New Delhi-based Snapdeal, backed by investors including Japan’s SoftBank Corp., is competing with Bangalore rival Flipkart Ltd. and Amazon.com Inc., which is spending some $2 billion to ramp up operations in India. Snapdeal and FreeCharge together have some 40 million users and see a combined 1 million transactions a day, Bahl said.

Deals and investments are picking up in India’s online commerce scene, as smartphone penetration reaches critical mass, pushing into smaller cities and towns in the world’s third-largest wireless market. Separately, on Wednesday, MobiKwik, a mobile wallet startup, said it had raised close to $25 million from investors including American Express Co.

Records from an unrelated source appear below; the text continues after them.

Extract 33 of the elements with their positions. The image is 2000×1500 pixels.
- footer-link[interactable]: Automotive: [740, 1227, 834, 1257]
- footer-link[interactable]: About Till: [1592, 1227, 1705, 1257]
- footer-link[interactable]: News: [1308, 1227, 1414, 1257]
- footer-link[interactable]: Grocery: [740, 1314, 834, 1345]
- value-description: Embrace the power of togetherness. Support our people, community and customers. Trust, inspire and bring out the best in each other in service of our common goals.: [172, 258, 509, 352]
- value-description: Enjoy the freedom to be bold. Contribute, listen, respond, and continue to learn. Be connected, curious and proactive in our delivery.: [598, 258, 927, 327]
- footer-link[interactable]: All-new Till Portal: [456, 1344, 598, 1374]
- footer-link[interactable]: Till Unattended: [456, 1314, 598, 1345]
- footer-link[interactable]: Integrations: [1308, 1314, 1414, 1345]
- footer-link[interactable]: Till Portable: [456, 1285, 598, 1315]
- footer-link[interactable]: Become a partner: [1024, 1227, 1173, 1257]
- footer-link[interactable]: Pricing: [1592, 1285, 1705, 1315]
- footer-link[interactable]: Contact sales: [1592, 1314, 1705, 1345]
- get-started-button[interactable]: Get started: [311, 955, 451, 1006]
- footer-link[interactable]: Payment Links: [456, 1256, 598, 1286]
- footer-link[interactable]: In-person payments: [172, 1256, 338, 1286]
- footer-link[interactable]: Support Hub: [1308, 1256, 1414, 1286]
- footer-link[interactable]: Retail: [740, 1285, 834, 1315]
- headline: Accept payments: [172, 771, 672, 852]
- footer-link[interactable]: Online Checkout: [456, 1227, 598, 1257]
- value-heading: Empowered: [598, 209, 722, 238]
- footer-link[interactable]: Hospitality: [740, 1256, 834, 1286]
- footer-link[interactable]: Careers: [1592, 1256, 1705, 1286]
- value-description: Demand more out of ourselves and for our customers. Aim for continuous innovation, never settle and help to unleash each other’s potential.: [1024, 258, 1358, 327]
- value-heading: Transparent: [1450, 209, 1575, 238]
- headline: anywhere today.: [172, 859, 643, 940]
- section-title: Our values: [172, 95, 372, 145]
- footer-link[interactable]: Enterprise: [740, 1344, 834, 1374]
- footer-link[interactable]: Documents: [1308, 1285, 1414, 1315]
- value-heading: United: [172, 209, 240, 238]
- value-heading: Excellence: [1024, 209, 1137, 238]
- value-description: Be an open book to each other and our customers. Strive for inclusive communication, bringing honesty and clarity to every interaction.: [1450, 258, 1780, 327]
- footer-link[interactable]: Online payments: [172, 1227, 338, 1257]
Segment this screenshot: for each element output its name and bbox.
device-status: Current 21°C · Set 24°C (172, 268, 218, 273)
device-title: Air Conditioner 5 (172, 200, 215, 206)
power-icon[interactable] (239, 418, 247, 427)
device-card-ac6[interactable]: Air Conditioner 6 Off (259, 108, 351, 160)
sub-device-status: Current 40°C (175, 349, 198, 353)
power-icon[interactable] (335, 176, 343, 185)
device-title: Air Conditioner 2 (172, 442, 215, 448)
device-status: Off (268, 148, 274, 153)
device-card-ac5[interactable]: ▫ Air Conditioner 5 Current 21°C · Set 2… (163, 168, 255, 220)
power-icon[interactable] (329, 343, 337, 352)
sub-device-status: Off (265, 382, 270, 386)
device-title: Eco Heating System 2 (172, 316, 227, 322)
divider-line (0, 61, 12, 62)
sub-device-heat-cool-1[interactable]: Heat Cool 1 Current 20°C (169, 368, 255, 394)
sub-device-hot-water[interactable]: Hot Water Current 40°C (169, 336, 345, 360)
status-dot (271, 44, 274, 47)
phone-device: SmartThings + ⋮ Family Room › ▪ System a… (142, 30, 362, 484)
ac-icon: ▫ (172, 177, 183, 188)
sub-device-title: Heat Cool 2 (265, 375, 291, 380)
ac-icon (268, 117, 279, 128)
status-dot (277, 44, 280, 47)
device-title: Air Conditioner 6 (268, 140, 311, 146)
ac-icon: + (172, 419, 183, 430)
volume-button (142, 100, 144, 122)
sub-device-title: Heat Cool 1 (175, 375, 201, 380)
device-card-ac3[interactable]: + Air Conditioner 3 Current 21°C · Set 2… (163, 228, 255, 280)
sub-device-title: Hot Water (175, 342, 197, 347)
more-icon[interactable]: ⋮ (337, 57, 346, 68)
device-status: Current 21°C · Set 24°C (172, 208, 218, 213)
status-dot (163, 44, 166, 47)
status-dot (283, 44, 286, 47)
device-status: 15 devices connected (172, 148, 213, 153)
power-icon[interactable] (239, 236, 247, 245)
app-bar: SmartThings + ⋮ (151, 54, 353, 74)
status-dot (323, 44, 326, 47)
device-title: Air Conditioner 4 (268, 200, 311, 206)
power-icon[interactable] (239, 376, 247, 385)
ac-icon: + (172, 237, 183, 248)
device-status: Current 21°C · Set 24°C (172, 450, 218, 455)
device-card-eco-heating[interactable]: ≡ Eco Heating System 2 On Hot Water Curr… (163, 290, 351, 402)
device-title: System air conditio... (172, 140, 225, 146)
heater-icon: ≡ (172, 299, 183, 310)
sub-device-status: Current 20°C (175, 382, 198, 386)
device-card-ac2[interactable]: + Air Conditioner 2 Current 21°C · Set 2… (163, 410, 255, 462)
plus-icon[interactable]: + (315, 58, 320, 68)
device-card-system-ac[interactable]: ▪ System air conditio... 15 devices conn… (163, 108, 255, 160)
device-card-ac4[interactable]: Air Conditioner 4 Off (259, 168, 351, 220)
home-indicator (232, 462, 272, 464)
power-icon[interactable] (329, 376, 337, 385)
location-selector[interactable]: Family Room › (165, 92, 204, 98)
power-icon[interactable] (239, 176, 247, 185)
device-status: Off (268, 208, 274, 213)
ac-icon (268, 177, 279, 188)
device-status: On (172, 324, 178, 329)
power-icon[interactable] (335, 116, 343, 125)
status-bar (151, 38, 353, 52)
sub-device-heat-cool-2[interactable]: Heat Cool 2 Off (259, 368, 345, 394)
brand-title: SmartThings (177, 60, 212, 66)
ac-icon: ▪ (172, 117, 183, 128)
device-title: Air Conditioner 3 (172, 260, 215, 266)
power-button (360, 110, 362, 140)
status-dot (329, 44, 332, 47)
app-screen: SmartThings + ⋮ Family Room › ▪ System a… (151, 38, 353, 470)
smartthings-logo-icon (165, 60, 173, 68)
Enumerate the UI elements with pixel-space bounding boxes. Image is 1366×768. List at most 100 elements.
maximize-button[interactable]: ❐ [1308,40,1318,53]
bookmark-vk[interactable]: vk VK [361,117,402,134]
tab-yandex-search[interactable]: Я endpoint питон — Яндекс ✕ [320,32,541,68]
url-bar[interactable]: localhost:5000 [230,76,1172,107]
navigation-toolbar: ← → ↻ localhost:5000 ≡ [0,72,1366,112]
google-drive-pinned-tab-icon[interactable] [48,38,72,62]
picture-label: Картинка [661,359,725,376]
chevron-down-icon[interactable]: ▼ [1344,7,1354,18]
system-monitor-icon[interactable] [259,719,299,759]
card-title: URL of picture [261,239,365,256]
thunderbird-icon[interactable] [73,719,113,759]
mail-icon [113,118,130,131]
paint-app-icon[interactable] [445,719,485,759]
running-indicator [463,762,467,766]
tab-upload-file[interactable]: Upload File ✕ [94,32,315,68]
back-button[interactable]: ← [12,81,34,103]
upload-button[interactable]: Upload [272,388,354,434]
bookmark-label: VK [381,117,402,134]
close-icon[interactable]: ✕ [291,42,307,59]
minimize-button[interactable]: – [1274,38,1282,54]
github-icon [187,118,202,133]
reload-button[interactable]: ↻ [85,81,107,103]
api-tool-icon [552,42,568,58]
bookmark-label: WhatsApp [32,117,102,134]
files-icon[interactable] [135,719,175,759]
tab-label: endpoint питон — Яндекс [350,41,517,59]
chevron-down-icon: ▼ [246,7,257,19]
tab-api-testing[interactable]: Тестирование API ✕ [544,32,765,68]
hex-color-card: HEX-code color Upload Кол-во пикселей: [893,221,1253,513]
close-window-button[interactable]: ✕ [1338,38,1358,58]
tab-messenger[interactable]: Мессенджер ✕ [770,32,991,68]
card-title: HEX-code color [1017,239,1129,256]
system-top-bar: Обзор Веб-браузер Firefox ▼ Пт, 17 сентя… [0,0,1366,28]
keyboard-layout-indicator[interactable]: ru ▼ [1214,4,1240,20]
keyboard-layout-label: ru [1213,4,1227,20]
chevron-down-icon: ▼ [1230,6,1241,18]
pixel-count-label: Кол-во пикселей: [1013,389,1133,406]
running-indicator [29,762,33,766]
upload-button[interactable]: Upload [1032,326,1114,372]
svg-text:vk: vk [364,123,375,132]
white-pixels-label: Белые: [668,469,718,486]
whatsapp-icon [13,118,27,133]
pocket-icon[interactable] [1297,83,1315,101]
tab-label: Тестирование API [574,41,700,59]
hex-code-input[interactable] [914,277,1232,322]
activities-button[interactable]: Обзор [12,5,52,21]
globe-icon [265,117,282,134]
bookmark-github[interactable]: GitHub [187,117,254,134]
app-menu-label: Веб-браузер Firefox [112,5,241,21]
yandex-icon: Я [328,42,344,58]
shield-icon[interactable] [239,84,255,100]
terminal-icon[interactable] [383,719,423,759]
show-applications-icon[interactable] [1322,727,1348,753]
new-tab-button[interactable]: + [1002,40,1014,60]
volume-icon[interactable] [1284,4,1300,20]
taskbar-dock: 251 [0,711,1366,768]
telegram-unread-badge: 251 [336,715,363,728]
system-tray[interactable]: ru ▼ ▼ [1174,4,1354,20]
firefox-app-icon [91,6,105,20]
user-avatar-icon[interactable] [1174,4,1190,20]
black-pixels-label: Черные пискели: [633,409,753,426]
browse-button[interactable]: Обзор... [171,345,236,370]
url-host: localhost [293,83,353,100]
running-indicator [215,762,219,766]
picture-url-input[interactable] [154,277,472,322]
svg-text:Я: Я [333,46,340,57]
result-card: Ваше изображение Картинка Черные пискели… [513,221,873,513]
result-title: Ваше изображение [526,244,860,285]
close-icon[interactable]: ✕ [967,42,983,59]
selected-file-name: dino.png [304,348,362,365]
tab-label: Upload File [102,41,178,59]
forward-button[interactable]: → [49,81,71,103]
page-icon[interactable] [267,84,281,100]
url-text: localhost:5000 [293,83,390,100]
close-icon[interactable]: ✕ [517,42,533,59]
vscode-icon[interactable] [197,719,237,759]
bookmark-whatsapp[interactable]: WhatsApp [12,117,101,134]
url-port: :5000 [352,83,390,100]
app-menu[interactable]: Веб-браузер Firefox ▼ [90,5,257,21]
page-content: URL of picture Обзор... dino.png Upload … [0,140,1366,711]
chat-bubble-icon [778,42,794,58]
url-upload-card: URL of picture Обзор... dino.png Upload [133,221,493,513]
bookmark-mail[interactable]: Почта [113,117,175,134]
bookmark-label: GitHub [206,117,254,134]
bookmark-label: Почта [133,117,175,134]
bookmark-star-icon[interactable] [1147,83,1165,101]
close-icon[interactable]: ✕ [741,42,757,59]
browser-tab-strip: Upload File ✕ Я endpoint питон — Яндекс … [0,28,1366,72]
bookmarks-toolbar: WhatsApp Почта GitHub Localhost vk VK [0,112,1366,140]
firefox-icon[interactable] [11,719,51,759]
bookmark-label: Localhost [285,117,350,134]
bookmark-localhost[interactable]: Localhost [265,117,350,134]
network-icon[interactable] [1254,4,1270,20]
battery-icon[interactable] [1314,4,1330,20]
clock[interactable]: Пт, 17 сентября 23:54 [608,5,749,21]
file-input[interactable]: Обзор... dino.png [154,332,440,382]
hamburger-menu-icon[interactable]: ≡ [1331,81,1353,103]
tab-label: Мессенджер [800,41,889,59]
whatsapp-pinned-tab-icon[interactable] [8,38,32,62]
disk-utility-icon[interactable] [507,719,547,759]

At Snapdeal, business is increasingly coming from areas outside major Indian centers like Delhi and Bangalore, Bahl said. “In small towns, they have aspiration but no access,” he said. As mobile apps such as FreeCharge and MobiKwik ride smartphone penetration and growing 3G and 4G networks, access becomes less of a problem.

FreeCharge offers discount coupons that equal the value of a wireless plan top-up. Of India’s nearly 1 billion wireless subscribers, 95 percent are on prepaid plans, spending an average of about $3 a month. FreeCharge entices people to top up their plans more willingly by offering equal-value discounts that can be redeemed at restaurants, pizza parlors and burger shops and so on. The opportunity is large because only about 3 percent of the 75 million mobile recharges done in India every day happen online.

Buying FreeCharge, which holds one of the largest databases of stored-card users in the country, will help Snapdeal boost its sales through some “intelligent cross-pollination,” states Bahl. For instance, a wireless subscriber using the service to top up his prepaid mobile plan could get a chance to “seamlessly” buy something on Snapdeal, redeeming a discount coupon in the process, and vice versa.